Na zdjęciu powyżej to nie pas awaryjny, ale DDR. Co jakiś czas była oznaczona, a wszystkie przejazdy pomalowane w zieloną szachownicę. Po drodze robię postój. Smaruję się kremem z filtrem, bo słońce zaczyna dopiekać. Zamiast 21 na termometrach pokazuje się 27 stopni.
Bez żadnych przygód dojeżdżam do Roubaix. Niestety nie jest mi dane wjechać na Velodrom, bo trwa tam jakiś zlot i o wjechaniu, choćby na minutę, nie ma mowy.

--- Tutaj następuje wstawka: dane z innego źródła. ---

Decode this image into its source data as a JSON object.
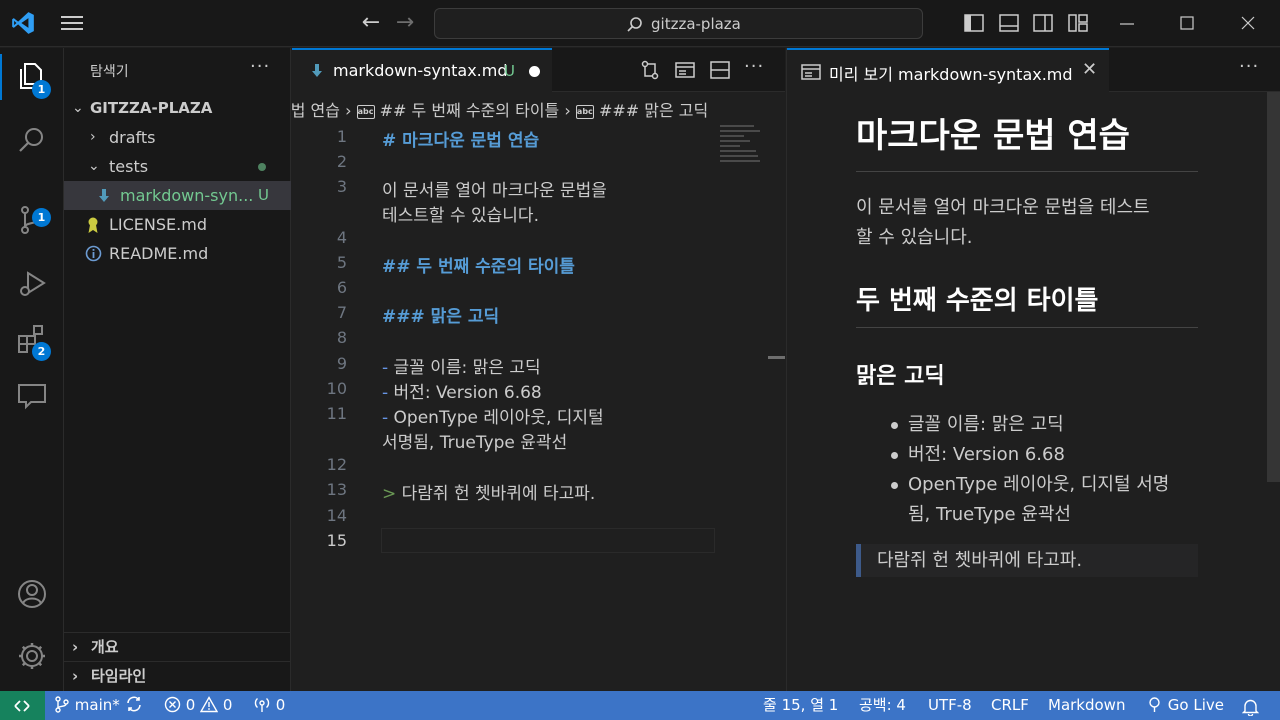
{
  "titlebar": {
    "search_text": "gitzza-plaza"
  },
  "activity_badges": {
    "explorer": "1",
    "scm": "1",
    "extensions": "2"
  },
  "sidebar": {
    "title": "탐색기",
    "more": "···",
    "root": "GITZZA-PLAZA",
    "items": [
      {
        "label": "drafts"
      },
      {
        "label": "tests"
      },
      {
        "label": "markdown-syn...",
        "status": "U"
      },
      {
        "label": "LICENSE.md"
      },
      {
        "label": "README.md"
      }
    ],
    "sections": [
      "개요",
      "타임라인"
    ]
  },
  "editor": {
    "tab_label": "markdown-syntax.md",
    "tab_status": "U",
    "more": "···",
    "breadcrumb": {
      "part1": "문법 연습",
      "part2": "## 두 번째 수준의 타이틀",
      "part3": "### 맑은 고딕",
      "abc": "abc"
    },
    "line_numbers": [
      "1",
      "2",
      "3",
      "4",
      "5",
      "6",
      "7",
      "8",
      "9",
      "10",
      "11",
      "12",
      "13",
      "14",
      "15"
    ],
    "lines": {
      "l1": "# 마크다운 문법 연습",
      "l3a": "이 문서를 열어 마크다운 문법을",
      "l3b": "테스트할 수 있습니다.",
      "l5": "## 두 번째 수준의 타이틀",
      "l7": "### 맑은 고딕",
      "dash": "-",
      "l9": " 글꼴 이름: 맑은 고딕",
      "l10": " 버전: Version 6.68",
      "l11a": " OpenType 레이아웃, 디지털",
      "l11b": "서명됨, TrueType 윤곽선",
      "quote": ">",
      "l13": " 다람쥐 헌 쳇바퀴에 타고파."
    }
  },
  "preview": {
    "tab_label": "미리 보기 markdown-syntax.md",
    "close": "✕",
    "more": "···",
    "h1": "마크다운 문법 연습",
    "p_line1": "이 문서를 열어 마크다운 문법을 테스트",
    "p_line2": "할 수 있습니다.",
    "h2": "두 번째 수준의 타이틀",
    "h3": "맑은 고딕",
    "list": [
      "글꼴 이름: 맑은 고딕",
      "버전: Version 6.68",
      "OpenType 레이아웃, 디지털 서명",
      "됨, TrueType 윤곽선"
    ],
    "blockquote": "다람쥐 헌 쳇바퀴에 타고파."
  },
  "statusbar": {
    "branch": "main*",
    "errors": "0",
    "warnings": "0",
    "ports": "0",
    "cursor": "줄 15, 열 1",
    "indent": "공백: 4",
    "encoding": "UTF-8",
    "eol": "CRLF",
    "language": "Markdown",
    "golive": "Go Live"
  },
  "colors": {
    "accent": "#0078d4",
    "statusbar": "#3c74c7",
    "untracked": "#73c991",
    "heading": "#569cd6"
  }
}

Chcą mnie kasować za wstęp za bliżej nieokreśloną ilość Euro. Pozostaje mi tylko zrobić kilka fotek zza płota.
Wjazd na Velodrom.
Nowy Velodrom.
Stary Velodrom widziany zza płota.
W międzyczasie robię sobie przerwę w alei, którą pro dojeżdżają do mety na Velodromie.
Droga powrotna do bazy po niemal najkrótszej linii z zahaczeniem o Tournai. Trochę czasu zmarudziłem na uliczkach tego uroczego miasta.
Tempo jazdy obniżyło mi też zdarzenie z podnoszącym się mostem przez który musiałem szukać objazdu.
A oto "sprawca" całego zamieszania.
Końcówka to monotonna jazda o suchym pysku. Na drogę zabrałem 2,5 litra płynów i nie wystarczyło do końca.
Na przyszły weekend planuję "górskie" zmagania w Fumay. Całkiem fajne tereny tylko 100km od bazy.